I happened to start with wait times at a hospital so we'll run with that. You can click through that link to see the nature of that time series but, as you can imagine, there is quite a lot of predictability to it. The data is sampled every 15 minutes, and that in theory plays to Prophet's strengths. For those not familiar with Prophet, the following steps are undertaken:
Well, that's what you are supposed to do but personally, I'd rather gnaw my own leg off that do that every single time. I wrote a simple functional interface here where you can use one line of code instead, if you wish (it is explained in the README.md).

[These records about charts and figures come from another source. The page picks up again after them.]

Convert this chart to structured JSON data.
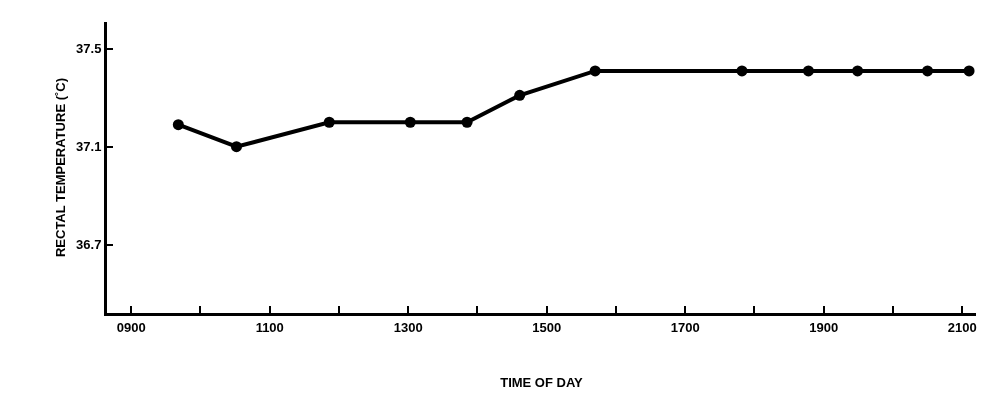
{
  "chart_data": {
    "type": "line",
    "xlabel": "TIME OF DAY",
    "ylabel": "RECTAL TEMPERATURE (˚C)",
    "x": [
      968,
      1052,
      1186,
      1303,
      1385,
      1461,
      1570,
      1782,
      1878,
      1949,
      2050,
      2110
    ],
    "series": [
      {
        "color": "#000000",
        "values": [
          37.19,
          37.1,
          37.2,
          37.2,
          37.2,
          37.31,
          37.41,
          37.41,
          37.41,
          37.41,
          37.41,
          37.41
        ]
      }
    ],
    "xlim": [
      865,
      2120
    ],
    "xticks": [
      {
        "value": 900,
        "label": "0900"
      },
      {
        "value": 1000,
        "label": null
      },
      1100,
      {
        "value": 1200,
        "label": null
      },
      1300,
      {
        "value": 1400,
        "label": null
      },
      1500,
      {
        "value": 1600,
        "label": null
      },
      1700,
      {
        "value": 1800,
        "label": null
      },
      1900,
      {
        "value": 2000,
        "label": null
      },
      2100
    ],
    "ylim": [
      36.42,
      37.61
    ],
    "yticks": [
      36.7,
      37.1,
      37.5
    ],
    "grid": false,
    "marker": "circle",
    "line_style": "solid"
  }
}
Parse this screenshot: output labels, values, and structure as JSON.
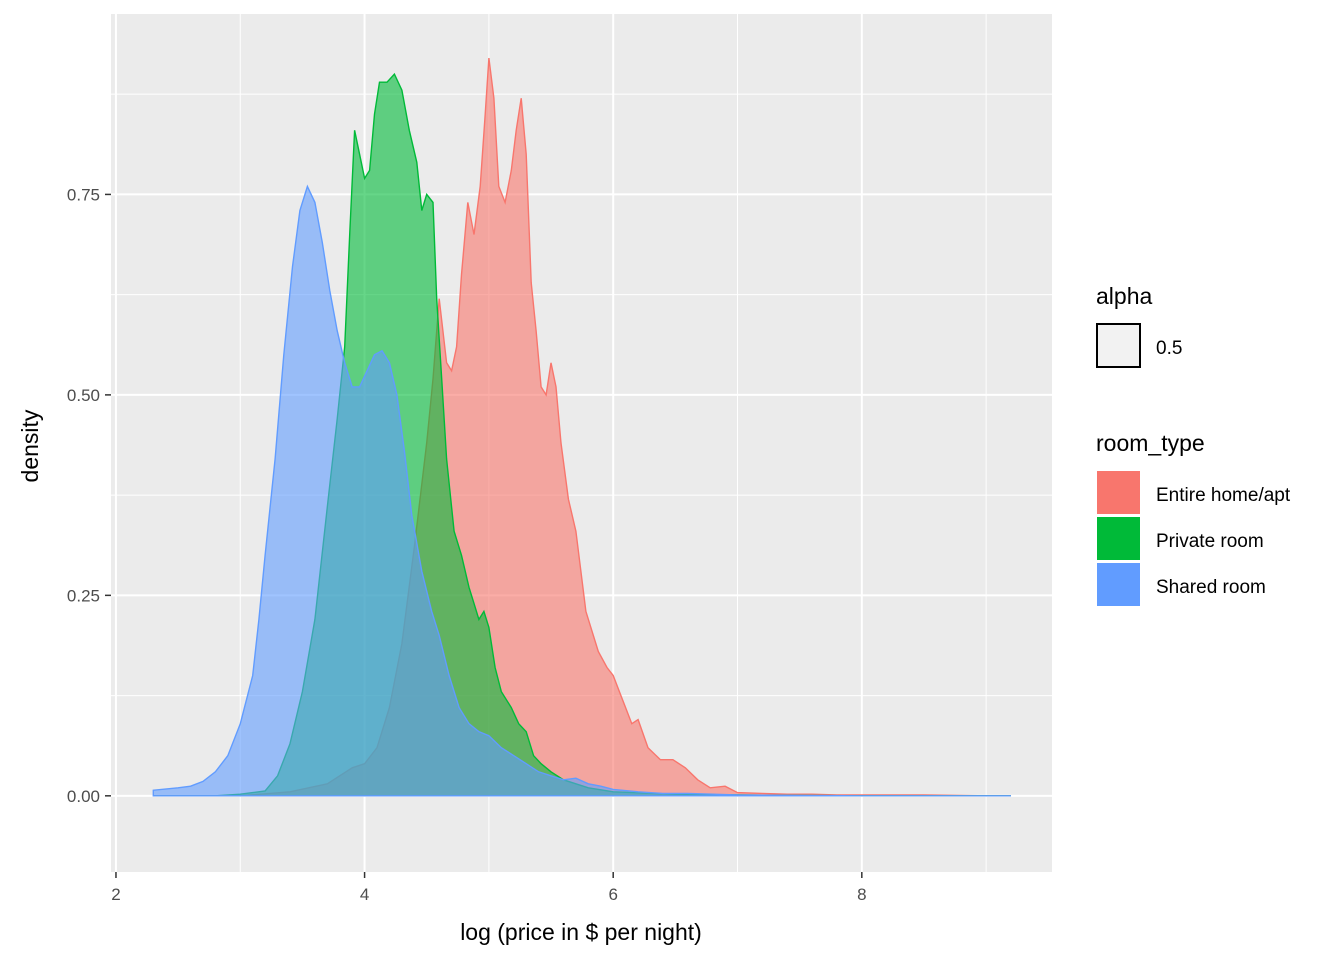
{
  "chart_data": {
    "type": "area",
    "xlabel": "log (price in $ per night)",
    "ylabel": "density",
    "xlim": [
      1.96,
      9.53
    ],
    "ylim": [
      -0.095,
      0.975
    ],
    "x_ticks": [
      2,
      4,
      6,
      8
    ],
    "x_tick_labels": [
      "2",
      "4",
      "6",
      "8"
    ],
    "y_ticks": [
      0.0,
      0.25,
      0.5,
      0.75
    ],
    "y_tick_labels": [
      "0.00",
      "0.25",
      "0.50",
      "0.75"
    ],
    "grid": true,
    "legend_position": "right",
    "legend": {
      "alpha": {
        "title": "alpha",
        "label": "0.5"
      },
      "fill": {
        "title": "room_type"
      }
    },
    "series": [
      {
        "name": "Entire home/apt",
        "color": "#F8766D",
        "points": [
          [
            2.3,
            0.0
          ],
          [
            3.0,
            0.0
          ],
          [
            3.4,
            0.005
          ],
          [
            3.7,
            0.015
          ],
          [
            3.9,
            0.035
          ],
          [
            4.0,
            0.04
          ],
          [
            4.1,
            0.06
          ],
          [
            4.2,
            0.11
          ],
          [
            4.3,
            0.19
          ],
          [
            4.4,
            0.31
          ],
          [
            4.5,
            0.44
          ],
          [
            4.55,
            0.52
          ],
          [
            4.6,
            0.62
          ],
          [
            4.66,
            0.54
          ],
          [
            4.7,
            0.53
          ],
          [
            4.74,
            0.56
          ],
          [
            4.78,
            0.65
          ],
          [
            4.83,
            0.74
          ],
          [
            4.88,
            0.7
          ],
          [
            4.93,
            0.76
          ],
          [
            4.97,
            0.85
          ],
          [
            5.0,
            0.92
          ],
          [
            5.04,
            0.87
          ],
          [
            5.08,
            0.76
          ],
          [
            5.13,
            0.74
          ],
          [
            5.18,
            0.78
          ],
          [
            5.22,
            0.83
          ],
          [
            5.26,
            0.87
          ],
          [
            5.3,
            0.8
          ],
          [
            5.34,
            0.64
          ],
          [
            5.38,
            0.58
          ],
          [
            5.42,
            0.51
          ],
          [
            5.46,
            0.5
          ],
          [
            5.5,
            0.54
          ],
          [
            5.54,
            0.51
          ],
          [
            5.58,
            0.44
          ],
          [
            5.64,
            0.37
          ],
          [
            5.7,
            0.33
          ],
          [
            5.78,
            0.23
          ],
          [
            5.88,
            0.18
          ],
          [
            5.95,
            0.16
          ],
          [
            6.0,
            0.15
          ],
          [
            6.05,
            0.13
          ],
          [
            6.1,
            0.11
          ],
          [
            6.15,
            0.09
          ],
          [
            6.2,
            0.095
          ],
          [
            6.28,
            0.06
          ],
          [
            6.38,
            0.045
          ],
          [
            6.48,
            0.045
          ],
          [
            6.58,
            0.035
          ],
          [
            6.68,
            0.02
          ],
          [
            6.78,
            0.01
          ],
          [
            6.9,
            0.012
          ],
          [
            7.0,
            0.004
          ],
          [
            7.2,
            0.003
          ],
          [
            7.4,
            0.002
          ],
          [
            7.6,
            0.002
          ],
          [
            7.8,
            0.001
          ],
          [
            8.0,
            0.001
          ],
          [
            8.5,
            0.001
          ],
          [
            9.0,
            0.0
          ],
          [
            9.2,
            0.0
          ]
        ]
      },
      {
        "name": "Private room",
        "color": "#00BA38",
        "points": [
          [
            2.3,
            0.0
          ],
          [
            2.8,
            0.0
          ],
          [
            3.0,
            0.002
          ],
          [
            3.1,
            0.004
          ],
          [
            3.2,
            0.006
          ],
          [
            3.3,
            0.025
          ],
          [
            3.4,
            0.065
          ],
          [
            3.5,
            0.13
          ],
          [
            3.6,
            0.22
          ],
          [
            3.7,
            0.36
          ],
          [
            3.78,
            0.47
          ],
          [
            3.84,
            0.56
          ],
          [
            3.88,
            0.7
          ],
          [
            3.92,
            0.83
          ],
          [
            3.96,
            0.8
          ],
          [
            4.0,
            0.77
          ],
          [
            4.04,
            0.78
          ],
          [
            4.08,
            0.85
          ],
          [
            4.12,
            0.89
          ],
          [
            4.18,
            0.89
          ],
          [
            4.24,
            0.9
          ],
          [
            4.3,
            0.88
          ],
          [
            4.36,
            0.83
          ],
          [
            4.42,
            0.79
          ],
          [
            4.46,
            0.73
          ],
          [
            4.5,
            0.75
          ],
          [
            4.55,
            0.74
          ],
          [
            4.58,
            0.62
          ],
          [
            4.62,
            0.52
          ],
          [
            4.66,
            0.42
          ],
          [
            4.72,
            0.33
          ],
          [
            4.78,
            0.3
          ],
          [
            4.84,
            0.26
          ],
          [
            4.88,
            0.24
          ],
          [
            4.92,
            0.22
          ],
          [
            4.96,
            0.23
          ],
          [
            5.0,
            0.21
          ],
          [
            5.05,
            0.16
          ],
          [
            5.1,
            0.13
          ],
          [
            5.18,
            0.11
          ],
          [
            5.24,
            0.09
          ],
          [
            5.3,
            0.08
          ],
          [
            5.36,
            0.05
          ],
          [
            5.42,
            0.04
          ],
          [
            5.5,
            0.03
          ],
          [
            5.6,
            0.02
          ],
          [
            5.7,
            0.015
          ],
          [
            5.8,
            0.01
          ],
          [
            6.0,
            0.005
          ],
          [
            6.5,
            0.002
          ],
          [
            7.0,
            0.001
          ],
          [
            8.0,
            0.0
          ],
          [
            9.2,
            0.0
          ]
        ]
      },
      {
        "name": "Shared room",
        "color": "#619CFF",
        "points": [
          [
            2.3,
            0.007
          ],
          [
            2.5,
            0.01
          ],
          [
            2.6,
            0.012
          ],
          [
            2.7,
            0.018
          ],
          [
            2.8,
            0.03
          ],
          [
            2.9,
            0.05
          ],
          [
            3.0,
            0.09
          ],
          [
            3.1,
            0.15
          ],
          [
            3.15,
            0.22
          ],
          [
            3.2,
            0.3
          ],
          [
            3.28,
            0.42
          ],
          [
            3.35,
            0.55
          ],
          [
            3.42,
            0.66
          ],
          [
            3.48,
            0.73
          ],
          [
            3.54,
            0.76
          ],
          [
            3.6,
            0.74
          ],
          [
            3.66,
            0.69
          ],
          [
            3.72,
            0.63
          ],
          [
            3.78,
            0.58
          ],
          [
            3.84,
            0.54
          ],
          [
            3.9,
            0.51
          ],
          [
            3.96,
            0.51
          ],
          [
            4.02,
            0.53
          ],
          [
            4.08,
            0.55
          ],
          [
            4.14,
            0.555
          ],
          [
            4.2,
            0.54
          ],
          [
            4.26,
            0.5
          ],
          [
            4.32,
            0.43
          ],
          [
            4.38,
            0.35
          ],
          [
            4.46,
            0.28
          ],
          [
            4.54,
            0.23
          ],
          [
            4.6,
            0.2
          ],
          [
            4.68,
            0.15
          ],
          [
            4.76,
            0.11
          ],
          [
            4.84,
            0.09
          ],
          [
            4.92,
            0.08
          ],
          [
            5.0,
            0.075
          ],
          [
            5.1,
            0.06
          ],
          [
            5.2,
            0.05
          ],
          [
            5.3,
            0.04
          ],
          [
            5.4,
            0.03
          ],
          [
            5.5,
            0.025
          ],
          [
            5.6,
            0.02
          ],
          [
            5.7,
            0.022
          ],
          [
            5.8,
            0.015
          ],
          [
            5.9,
            0.012
          ],
          [
            6.0,
            0.008
          ],
          [
            6.2,
            0.005
          ],
          [
            6.4,
            0.003
          ],
          [
            6.6,
            0.003
          ],
          [
            6.8,
            0.002
          ],
          [
            7.0,
            0.001
          ],
          [
            8.0,
            0.0
          ],
          [
            9.2,
            0.0
          ]
        ]
      }
    ]
  }
}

However the Prophet interface as provided is well documented and easy enough to use. The response to GitHub issues is also excellent - much better than the wait times at the ER we are plotting. The style is easy to follow - albeit rooted in an offline, tabular mode of work that isn't the most convenient for deployment. Most will be familiar with it and not everyone will feel the need to mutter under their breathe about the wisdom of including pandas in a central role. The ceremony isn't too bad, really.
These are important thumbs-ups for an open source project.
So what do we think of the output? The plot you see looks pretty, although the blue shading is a little seductive. Imagine all the other ways to paint that in and you start to realize a few of them might be quite a bit more convincing. Yes you can imagine my disappointment when, out-of-the-box, Prophet was beaten soundly by a "take the last value" forecast but probably that was a tad unlucky (even if it did send me scurrying to google, to see if anyone else had a similar experience).
Let's try not to be too harsh. Firstly, any automated approach will come up against the no free lunch theorem sooner or later, to the extent that you buy that. Moreover as noted, one-step ahead forecasting isn't exactly the raison-d'etre of Prophet. It is more for medium-to longer-term forecasting, presumably, where pronounced patterns persist and one must rail against serially correlated noise and regime changes. When I increased the lookahead (k>1 steps to forecast), the out-of-the-box Facebook Prophet did start to add value - as judged by root mean square error.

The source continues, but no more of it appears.